I’m just finishing off some work around the concept of “Disarm” – a series of projects featuring different parts of the body – “arsenal” on a mannequin’s arse, “disarm” on a mannequin’s arm –  delegation, allegation on legs… as they fly through the air colliding. Referencing the body and also the body politic. That’s bringing some sort of physicality, and also potentially some dark visceral humour to the conversation. AI is disembodying language –but it is still of us. 


Fiona Banner aka The Vanity Press, DISARM (landscape), 2024 (Film still). Courtesy the Artist and Frith Street Gallery, London
Fiona Banner aka The Vanity Press, DISARM (landscape), 2024 (Film still). Courtesy the Artist and Frith Street Gallery, London

More recently I made a piece called DISARM (landscape) 2024, which connects with the idea of a benign landscape and performed violence. It’s shot overlooking a London park. It’s a conventional, jingoistic, highly egotistical flypast – violent murmuration, extreme weather –  the flight paths culminate in the aircraft flying in formation, spelling out “Disarm.” Performing their own emasculation, or hopelessness.

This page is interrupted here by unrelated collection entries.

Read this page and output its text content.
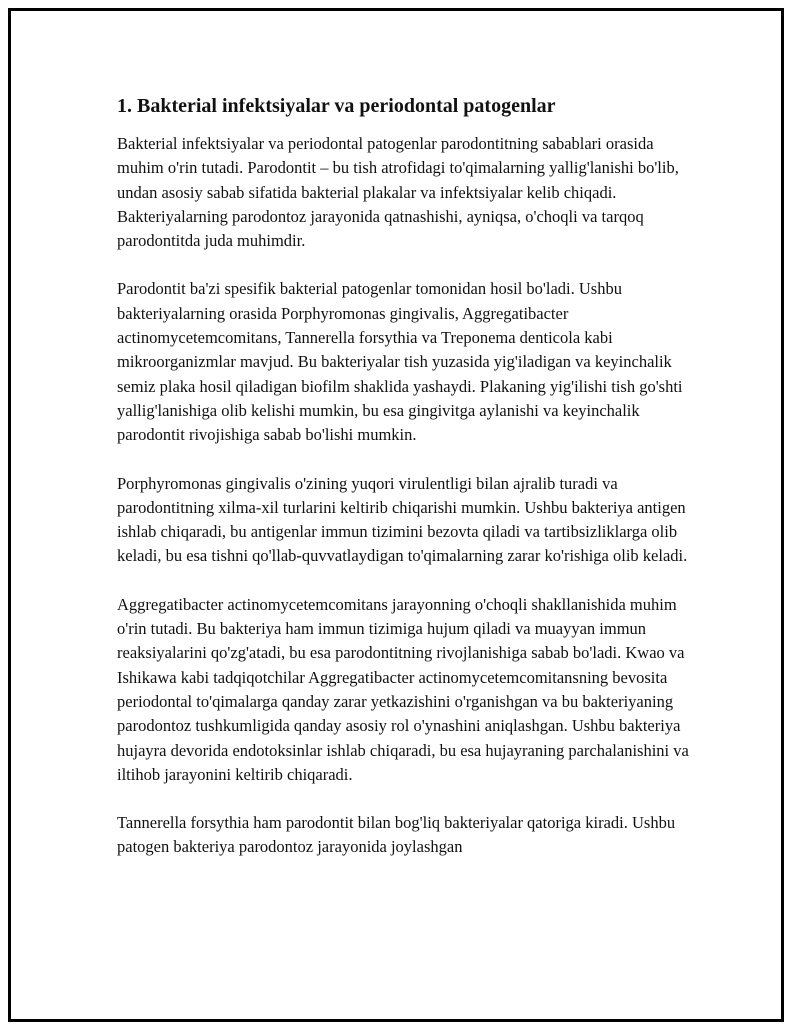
1. Bakterial infektsiyalar va periodontal patogenlar

Bakterial infektsiyalar va periodontal patogenlar parodontitning sabablari orasida muhim o'rin tutadi. Parodontit – bu tish atrofidagi to'qimalarning yallig'lanishi bo'lib, undan asosiy sabab sifatida bakterial plakalar va infektsiyalar kelib chiqadi. Bakteriyalarning parodontoz jarayonida qatnashishi, ayniqsa, o'choqli va tarqoq parodontitda juda muhimdir.

Parodontit ba'zi spesifik bakterial patogenlar tomonidan hosil bo'ladi. Ushbu bakteriyalarning orasida Porphyromonas gingivalis, Aggregatibacter actinomycetemcomitans, Tannerella forsythia va Treponema denticola kabi mikroorganizmlar mavjud. Bu bakteriyalar tish yuzasida yig'iladigan va keyinchalik semiz plaka hosil qiladigan biofilm shaklida yashaydi. Plakaning yig'ilishi tish go'shti yallig'lanishiga olib kelishi mumkin, bu esa gingivitga aylanishi va keyinchalik parodontit rivojishiga sabab bo'lishi mumkin.

Porphyromonas gingivalis o'zining yuqori virulentligi bilan ajralib turadi va parodontitning xilma-xil turlarini keltirib chiqarishi mumkin. Ushbu bakteriya antigen ishlab chiqaradi, bu antigenlar immun tizimini bezovta qiladi va tartibsizliklarga olib keladi, bu esa tishni qo'llab-quvvatlaydigan to'qimalarning zarar ko'rishiga olib keladi.

Aggregatibacter actinomycetemcomitans jarayonning o'choqli shakllanishida muhim o'rin tutadi. Bu bakteriya ham immun tizimiga hujum qiladi va muayyan immun reaksiyalarini qo'zg'atadi, bu esa parodontitning rivojlanishiga sabab bo'ladi. Kwao va Ishikawa kabi tadqiqotchilar Aggregatibacter actinomycetemcomitansning bevosita periodontal to'qimalarga qanday zarar yetkazishini o'rganishgan va bu bakteriyaning parodontoz tushkumligida qanday asosiy rol o'ynashini aniqlashgan. Ushbu bakteriya hujayra devorida endotoksinlar ishlab chiqaradi, bu esa hujayraning parchalanishini va iltihob jarayonini keltirib chiqaradi.

Tannerella forsythia ham parodontit bilan bog'liq bakteriyalar qatoriga kiradi. Ushbu patogen bakteriya parodontoz jarayonida joylashgan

Those planes are all named after nature, and they’re from different, non-allied countries. They wouldn’t, in any usual setting, be flying together and definitely not performing this sentiment.


So that’s another bit of working with language in action – taking the flypast as a very extreme performance, a very public performance, and reengineering it. Or re-engendering it.


For me, all art is activism.


This conversation took place on 24 April 2025 and has been edited and condensed for clarity and flow.